Elle a rappelé que la DYTAES constitue une expérience innovante au Sénégal, rassemblant plus de 80 acteurs engagés dans la promotion de la transition agroécologique.
S’appuyant sur les résultats de 24 ateliers organisés dans 20 pays autour de quatre grandes thématiques, la spécialiste a mis en évidence un consensus international : l’agroécologie est une réponse structurante face aux crises climatiques.
Selon elle, cette approche permet notamment d’améliorer la rétention de l’eau dans les sols ; de restaurer la matière organique et la fertilité ; de réduire la dépendance aux intrants externes ;de diversifier les systèmes de production et limiter les risques ; de renforcer à la fois la résilience écologique et économique.
Elle a également souligné l’importance des savoirs endogènes, des échanges entre pairs et des dynamiques locales de gouvernance, notamment dans la gestion collective des ressources naturelles.
Malgré ces avancées, plusieurs obstacles entravent encore le déploiement de l’agroécologie. Mme Mbodji a évoqué la faible reconnaissance économique des productions agroécologiques ; l’accès limité au financement ; le manque d’accompagnement technique ; la fragmentation des politiques publiques ; l’insécurité foncière.
Elle a également pointé la nécessité de politiques publiques plus cohérentes et mieux intégrées, capables de soutenir durablement les transitions à l’échelle territoriale.
Pour surmonter ces défis, la coordinatrice de la DYTAES plaide pour l’institutionnalisation de l’agroécologie dans les politiques nationales ; le décloisonnement des approches sectorielles ; le renforcement du rôle des collectivités territoriales et la création de synergies entre acteurs.
Au Sénégal, la DYTAES, mise en place en 2019, s’est progressivement déployée dans les territoires depuis 2021, afin de mieux prendre en compte les réalités locales et les spécificités géographiques.

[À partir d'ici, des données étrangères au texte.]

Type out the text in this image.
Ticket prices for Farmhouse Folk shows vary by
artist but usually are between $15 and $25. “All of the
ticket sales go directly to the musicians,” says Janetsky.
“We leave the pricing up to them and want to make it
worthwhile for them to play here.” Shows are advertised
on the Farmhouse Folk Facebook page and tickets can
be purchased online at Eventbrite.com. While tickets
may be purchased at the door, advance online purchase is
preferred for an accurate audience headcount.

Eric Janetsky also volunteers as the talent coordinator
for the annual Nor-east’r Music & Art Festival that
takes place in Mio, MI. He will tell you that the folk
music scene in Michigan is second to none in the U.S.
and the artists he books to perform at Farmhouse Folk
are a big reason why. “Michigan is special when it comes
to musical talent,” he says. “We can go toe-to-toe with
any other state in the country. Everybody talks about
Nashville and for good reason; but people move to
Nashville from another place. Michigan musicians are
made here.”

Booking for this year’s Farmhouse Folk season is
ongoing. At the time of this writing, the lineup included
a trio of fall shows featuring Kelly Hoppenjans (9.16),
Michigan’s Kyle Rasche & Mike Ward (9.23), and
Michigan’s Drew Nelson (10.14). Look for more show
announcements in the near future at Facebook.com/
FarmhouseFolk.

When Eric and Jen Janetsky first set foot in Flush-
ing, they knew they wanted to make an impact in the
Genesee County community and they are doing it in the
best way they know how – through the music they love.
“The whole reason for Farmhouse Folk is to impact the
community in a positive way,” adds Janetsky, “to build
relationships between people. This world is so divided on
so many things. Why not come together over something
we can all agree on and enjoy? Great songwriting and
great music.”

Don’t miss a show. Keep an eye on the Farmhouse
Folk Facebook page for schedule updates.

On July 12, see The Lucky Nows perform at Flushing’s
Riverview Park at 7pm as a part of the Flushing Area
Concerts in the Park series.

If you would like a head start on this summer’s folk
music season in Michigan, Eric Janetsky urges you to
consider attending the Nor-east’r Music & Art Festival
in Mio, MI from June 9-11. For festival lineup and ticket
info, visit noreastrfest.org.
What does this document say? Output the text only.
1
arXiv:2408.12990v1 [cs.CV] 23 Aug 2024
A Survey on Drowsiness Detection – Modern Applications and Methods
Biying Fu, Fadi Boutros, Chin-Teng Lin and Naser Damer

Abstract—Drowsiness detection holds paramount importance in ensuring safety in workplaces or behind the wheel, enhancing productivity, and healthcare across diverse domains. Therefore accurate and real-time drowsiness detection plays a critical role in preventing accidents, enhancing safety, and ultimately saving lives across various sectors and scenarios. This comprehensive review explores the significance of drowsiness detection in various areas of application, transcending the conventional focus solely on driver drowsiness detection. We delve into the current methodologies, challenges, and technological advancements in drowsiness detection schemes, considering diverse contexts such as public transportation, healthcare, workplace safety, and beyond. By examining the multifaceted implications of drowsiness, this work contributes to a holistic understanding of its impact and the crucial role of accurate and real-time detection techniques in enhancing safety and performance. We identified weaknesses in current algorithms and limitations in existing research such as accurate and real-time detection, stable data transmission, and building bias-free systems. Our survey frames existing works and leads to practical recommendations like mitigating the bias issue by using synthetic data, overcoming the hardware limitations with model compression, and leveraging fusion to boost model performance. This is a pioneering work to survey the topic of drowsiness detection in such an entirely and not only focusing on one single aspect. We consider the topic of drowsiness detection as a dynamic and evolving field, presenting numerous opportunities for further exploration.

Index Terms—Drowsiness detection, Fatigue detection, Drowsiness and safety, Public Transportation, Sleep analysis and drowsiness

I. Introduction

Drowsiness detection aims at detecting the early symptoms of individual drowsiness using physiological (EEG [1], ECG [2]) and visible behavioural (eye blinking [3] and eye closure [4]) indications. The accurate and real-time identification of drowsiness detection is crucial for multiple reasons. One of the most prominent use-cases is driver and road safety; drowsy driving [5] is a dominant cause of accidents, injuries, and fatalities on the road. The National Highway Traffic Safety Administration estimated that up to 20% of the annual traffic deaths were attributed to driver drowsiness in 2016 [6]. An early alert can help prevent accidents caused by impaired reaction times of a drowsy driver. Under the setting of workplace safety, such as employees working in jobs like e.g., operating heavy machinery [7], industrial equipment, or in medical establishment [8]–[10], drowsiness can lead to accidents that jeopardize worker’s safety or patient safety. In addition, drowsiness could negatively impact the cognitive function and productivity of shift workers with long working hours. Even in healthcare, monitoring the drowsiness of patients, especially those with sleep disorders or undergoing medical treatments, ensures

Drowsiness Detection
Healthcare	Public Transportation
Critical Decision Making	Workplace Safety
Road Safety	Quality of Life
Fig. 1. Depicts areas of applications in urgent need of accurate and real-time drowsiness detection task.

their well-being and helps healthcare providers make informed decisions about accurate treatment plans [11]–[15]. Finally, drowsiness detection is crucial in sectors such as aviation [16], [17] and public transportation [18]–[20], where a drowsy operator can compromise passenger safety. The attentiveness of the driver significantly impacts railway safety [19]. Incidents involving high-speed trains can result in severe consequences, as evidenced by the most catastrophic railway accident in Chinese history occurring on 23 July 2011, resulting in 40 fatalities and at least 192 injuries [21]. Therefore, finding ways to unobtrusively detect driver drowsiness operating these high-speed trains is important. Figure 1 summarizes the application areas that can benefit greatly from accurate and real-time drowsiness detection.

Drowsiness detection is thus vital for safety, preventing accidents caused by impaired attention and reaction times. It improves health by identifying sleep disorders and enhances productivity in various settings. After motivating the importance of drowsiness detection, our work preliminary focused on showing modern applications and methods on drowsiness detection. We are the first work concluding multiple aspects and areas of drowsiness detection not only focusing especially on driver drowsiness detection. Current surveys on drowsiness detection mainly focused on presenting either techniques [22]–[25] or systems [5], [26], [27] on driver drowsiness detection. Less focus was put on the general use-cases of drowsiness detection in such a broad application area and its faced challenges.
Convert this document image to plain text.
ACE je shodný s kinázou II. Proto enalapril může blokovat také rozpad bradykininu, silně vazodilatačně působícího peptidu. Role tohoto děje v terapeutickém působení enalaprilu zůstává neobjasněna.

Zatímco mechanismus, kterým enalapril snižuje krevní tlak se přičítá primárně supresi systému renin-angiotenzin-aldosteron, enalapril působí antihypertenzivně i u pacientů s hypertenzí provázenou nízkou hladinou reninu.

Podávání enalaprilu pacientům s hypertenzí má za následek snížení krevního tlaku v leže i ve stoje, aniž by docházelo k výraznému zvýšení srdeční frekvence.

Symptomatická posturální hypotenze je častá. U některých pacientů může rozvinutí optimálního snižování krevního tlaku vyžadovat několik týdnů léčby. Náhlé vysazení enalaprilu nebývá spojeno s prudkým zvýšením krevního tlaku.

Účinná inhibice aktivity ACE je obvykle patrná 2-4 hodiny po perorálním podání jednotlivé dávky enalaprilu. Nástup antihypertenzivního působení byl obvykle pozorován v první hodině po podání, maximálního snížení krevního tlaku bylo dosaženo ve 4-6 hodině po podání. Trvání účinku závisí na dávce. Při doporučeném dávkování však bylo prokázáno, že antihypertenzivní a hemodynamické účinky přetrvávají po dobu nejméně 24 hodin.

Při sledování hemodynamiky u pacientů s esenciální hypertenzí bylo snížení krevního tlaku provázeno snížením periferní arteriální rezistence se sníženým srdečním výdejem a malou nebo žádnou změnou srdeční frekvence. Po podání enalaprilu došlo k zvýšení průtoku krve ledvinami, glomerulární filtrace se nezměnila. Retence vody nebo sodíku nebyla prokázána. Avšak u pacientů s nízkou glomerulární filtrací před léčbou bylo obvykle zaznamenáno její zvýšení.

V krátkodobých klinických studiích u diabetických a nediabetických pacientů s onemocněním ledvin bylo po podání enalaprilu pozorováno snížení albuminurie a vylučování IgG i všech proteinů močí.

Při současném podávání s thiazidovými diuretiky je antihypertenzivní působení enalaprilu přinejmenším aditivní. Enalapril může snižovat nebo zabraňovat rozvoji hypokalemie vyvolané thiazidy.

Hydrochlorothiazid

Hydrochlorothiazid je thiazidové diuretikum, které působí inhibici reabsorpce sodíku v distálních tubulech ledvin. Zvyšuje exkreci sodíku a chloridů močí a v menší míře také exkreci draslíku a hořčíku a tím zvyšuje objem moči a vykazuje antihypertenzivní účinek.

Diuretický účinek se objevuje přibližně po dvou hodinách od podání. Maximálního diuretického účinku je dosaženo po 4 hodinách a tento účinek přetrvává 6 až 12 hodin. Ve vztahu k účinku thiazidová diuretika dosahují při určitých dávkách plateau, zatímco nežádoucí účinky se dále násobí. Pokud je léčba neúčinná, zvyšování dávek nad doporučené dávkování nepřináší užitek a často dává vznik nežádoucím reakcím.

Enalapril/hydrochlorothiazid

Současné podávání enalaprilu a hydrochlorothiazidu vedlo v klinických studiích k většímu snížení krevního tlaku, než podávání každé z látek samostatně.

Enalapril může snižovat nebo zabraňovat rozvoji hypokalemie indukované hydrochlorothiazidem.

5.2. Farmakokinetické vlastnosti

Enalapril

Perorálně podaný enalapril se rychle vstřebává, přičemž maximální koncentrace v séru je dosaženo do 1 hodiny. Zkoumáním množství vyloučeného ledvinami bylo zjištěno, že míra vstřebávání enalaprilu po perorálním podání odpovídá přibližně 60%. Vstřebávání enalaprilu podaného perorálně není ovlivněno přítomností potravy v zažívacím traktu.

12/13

Cette plateforme multi-acteurs constitue aujourd’hui un cadre de dialogue, de plaidoyer et de coordination. Elle favorise l’émergence d’initiatives adaptées aux contextes locaux, avec des impacts durables.
« Les territoires sont des espaces d’interactions où se construisent des solutions collectives », a rappelé Mme Mbodji, insistant sur la nécessité d’intégrer ces dynamiques dans les politiques publiques territoriales.
Enfin, l’intervention a permis de revisiter la notion de résilience, définie comme la capacité des systèmes territoriaux à absorber les chocs et à s’adapter aux crises, notamment climatiques.
Une réflexion structurée autour de quatre axes majeurs a été proposée : accompagner les dynamiques territoriales ; renforcer les capacités des acteurs ; soutenir la mobilité et l’organisation des acteurs et consolider le rôle des collectivités locales.
À la lumière de ces échanges, l’agroécologie apparaît comme un levier stratégique pour la durabilité des territoires, en particulier dans les zones arides et semi-arides.
Le défi reste désormais de transformer les consensus en actions concrètes, afin d’assurer une résilience durable face aux sécheresses croissantes.